Pada malam Jumat, mereka menyelinap masuk ke lingkungan sekolah dengan membawa kamera, senter, dan alat perekam suara. Mereka menuju Kelas 7B yang terletak di ujung bangunan tua. Suasana sunyi, hanya terdengar suara jangkrik dan angin yang berdesir pelan. Saat mereka membuka pintu kelas yang berdebu itu, aroma apek langsung menyambut.

"Ini dia... Kelas 7B," bisik Tyo, mencoba menyalakan senter.

Di dalam ruangan itu, suasananya benar-benar mencekam. Jendela-jendela pecah, papan tulis penuh coretan, dan di salah satu sudut ruangan, ada meja yang diletakkan terbalik. Mereka mulai merekam sambil menjelajahi ruangan. Namun, belum lima menit berjalan, terdengar suara kursi yang bergeser sendiri.

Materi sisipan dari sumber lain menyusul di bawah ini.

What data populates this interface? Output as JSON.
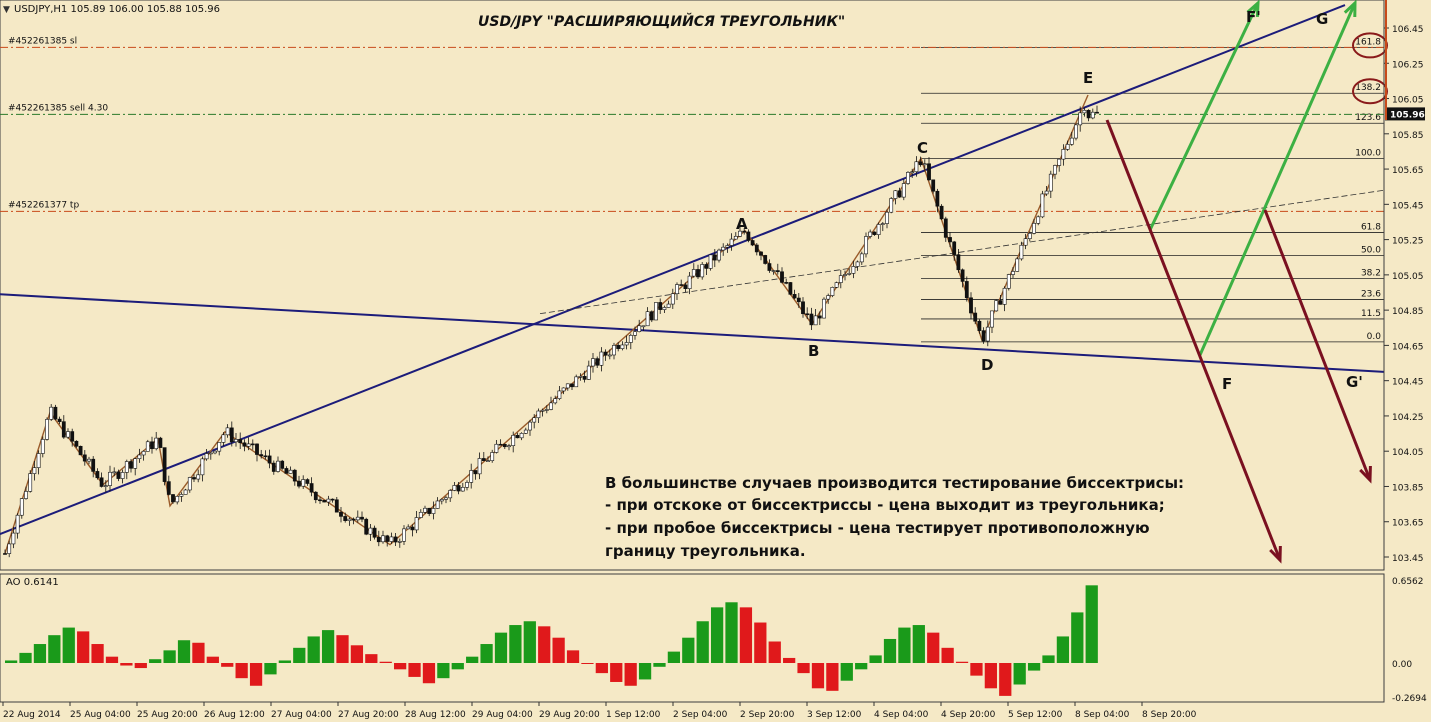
{
  "window": {
    "symbol_line": "USDJPY,H1  105.89 106.00 105.88 105.96",
    "ao_line": "AO 0.6141"
  },
  "colors": {
    "background": "#f5e9c6",
    "bull": "#1a9a1a",
    "bear": "#e0191b",
    "trendline": "#1c1c7a",
    "zigzag": "#9a5b2a",
    "arrow_green": "#3cb043",
    "arrow_red": "#7a1020",
    "order_line": "#c84a1a",
    "sell_line": "#2b7a2b"
  },
  "annotation": {
    "title": "USD/JPY  \"РАСШИРЯЮЩИЙСЯ  ТРЕУГОЛЬНИК\"",
    "text_lines": [
      "В большинстве случаев производится тестирование биссектрисы:",
      "- при отскоке от биссектриссы - цена выходит из треугольника;",
      "- при пробое биссектрисы - цена тестирует противоположную",
      "границу треугольника."
    ]
  },
  "order_lines": [
    {
      "label": "#452261385 sl",
      "price": 106.34
    },
    {
      "label": "#452261385 sell 4.30",
      "price": 105.96
    },
    {
      "label": "#452261377 tp",
      "price": 105.41
    }
  ],
  "points": [
    "A",
    "B",
    "C",
    "D",
    "E",
    "F",
    "F'",
    "G",
    "G'"
  ],
  "chart_data": {
    "type": "candlestick",
    "symbol": "USDJPY,H1",
    "ohlc_last": {
      "open": 105.89,
      "high": 106.0,
      "low": 105.88,
      "close": 105.96
    },
    "current_price": "105.96",
    "price_axis": {
      "ylim": [
        103.41,
        106.56
      ],
      "ticks": [
        "106.45",
        "106.25",
        "106.05",
        "105.85",
        "105.65",
        "105.45",
        "105.25",
        "105.05",
        "104.85",
        "104.65",
        "104.45",
        "104.25",
        "104.05",
        "103.85",
        "103.65",
        "103.45"
      ]
    },
    "time_axis": [
      "22 Aug 2014",
      "25 Aug 04:00",
      "25 Aug 20:00",
      "26 Aug 12:00",
      "27 Aug 04:00",
      "27 Aug 20:00",
      "28 Aug 12:00",
      "29 Aug 04:00",
      "29 Aug 20:00",
      "1 Sep 12:00",
      "2 Sep 04:00",
      "2 Sep 20:00",
      "3 Sep 12:00",
      "4 Sep 04:00",
      "4 Sep 20:00",
      "5 Sep 12:00",
      "8 Sep 04:00",
      "8 Sep 20:00"
    ],
    "zigzag_path": [
      103.47,
      104.27,
      103.86,
      104.12,
      103.74,
      104.16,
      103.52,
      105.3,
      104.77,
      105.71,
      104.68,
      106.07
    ],
    "fibonacci_levels": [
      {
        "label": "161.8",
        "price": 106.34
      },
      {
        "label": "138.2",
        "price": 106.08
      },
      {
        "label": "123.6",
        "price": 105.91
      },
      {
        "label": "100.0",
        "price": 105.71
      },
      {
        "label": "61.8",
        "price": 105.29
      },
      {
        "label": "50.0",
        "price": 105.16
      },
      {
        "label": "38.2",
        "price": 105.03
      },
      {
        "label": "23.6",
        "price": 104.91
      },
      {
        "label": "11.5",
        "price": 104.8
      },
      {
        "label": "0.0",
        "price": 104.67
      }
    ],
    "ao": {
      "name": "AO",
      "current": "0.6141",
      "ylim": [
        -0.3,
        0.7
      ],
      "ticks": [
        "0.6562",
        "0.00",
        "-0.2694"
      ],
      "values": [
        0.02,
        0.08,
        0.15,
        0.22,
        0.28,
        0.25,
        0.15,
        0.05,
        -0.02,
        -0.04,
        0.03,
        0.1,
        0.18,
        0.16,
        0.05,
        -0.03,
        -0.12,
        -0.18,
        -0.09,
        0.02,
        0.12,
        0.21,
        0.26,
        0.22,
        0.14,
        0.07,
        0.01,
        -0.05,
        -0.11,
        -0.16,
        -0.12,
        -0.05,
        0.05,
        0.15,
        0.24,
        0.3,
        0.33,
        0.29,
        0.2,
        0.1,
        0.0,
        -0.08,
        -0.15,
        -0.18,
        -0.13,
        -0.03,
        0.09,
        0.2,
        0.33,
        0.44,
        0.48,
        0.44,
        0.32,
        0.17,
        0.04,
        -0.08,
        -0.2,
        -0.22,
        -0.14,
        -0.05,
        0.06,
        0.19,
        0.28,
        0.3,
        0.24,
        0.12,
        0.01,
        -0.1,
        -0.2,
        -0.26,
        -0.17,
        -0.06,
        0.06,
        0.21,
        0.4,
        0.6141
      ]
    }
  }
}
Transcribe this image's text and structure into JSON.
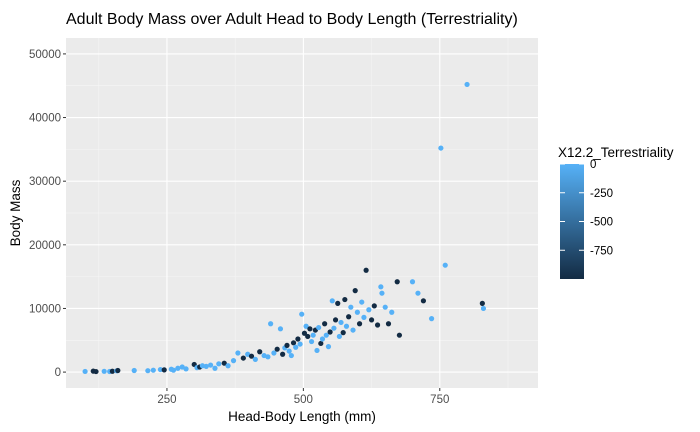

"Kalian denger nggak barusan?" tanya Sarah sambil menggenggam tangan Rina erat-erat.

"Tenang, mungkin cuma angin," jawab Dika, meski wajahnya juga tampak tegang.

Kamera yang dibawa Rina tiba-tiba mati meskipun baterainya masih penuh. Suara aneh mulai muncul dari balik papan tulis — seperti tangisan pelan anak perempuan. Tyo mencoba mendekat dan saat ia menyorotkan senter ke arah suara itu, tiba-tiba muncul sosok perempuan berambut panjang, mengenakan seragam sekolah dengan wajah pucat tanpa mata.

"AAAAAAA!" teriak mereka bersamaan dan langsung berlari keluar dari kelas.

Sayangnya, pintu kelas mendadak tertutup rapat. Mereka mencoba membukanya, tapi tak bergerak sedikit pun.

"Tolong bukain pintunya! Siapa pun!" teriak Dika sambil mengguncang gagang pintu.

Sosok itu perlahan melayang mendekati mereka. Wajahnya semakin jelas, pucat dan penuh luka. Tangannya menunjuk ke papan tulis yang tiba-tiba tertulis sebuah kalimat dengan darah:

"Aku tidak pernah pergi. Kalian yang datang mencariku."

Rina yang mencoba membaca tulisan itu mulai kesurupan. Matanya kosong dan ia berbicara dengan suara berat yang bukan suaranya.

"Kalian mau tahu kenapa aku di sini? Karena aku dikunci di kelas ini... sampai mati."

Sarah menangis histeris, sementara Tyo mencoba membaca doa yang ia ingat. Tiba-tiba, suara adzan terdengar dari kejauhan — rupanya satpam sekolah yang hendak menunaikan salat tahajud. Suara itu membuat sosok hantu tersebut menghilang perlahan, dan pintu pun terbuka dengan sendirinya.

Mereka segera membawa Rina keluar. Setelah beberapa menit, Rina sadar kembali, tapi dia tidak ingat apa-apa yang terjadi sejak masuk ke dalam kelas. Keesokan harinya, mereka melaporkan kejadian itu ke kepala sekolah. Mendengar cerita mereka, kepala sekolah hanya terdiam lama, lalu berkata,

"Lima belas tahun lalu, ada siswi bernama Melati yang dikunci oleh teman-temannya di kelas sebagai bentuk perundungan. Saat itu terjadi kebakaran kecil yang membuat dia terjebak dan meninggal. Sejak saat itu, kelas itu dikosongkan."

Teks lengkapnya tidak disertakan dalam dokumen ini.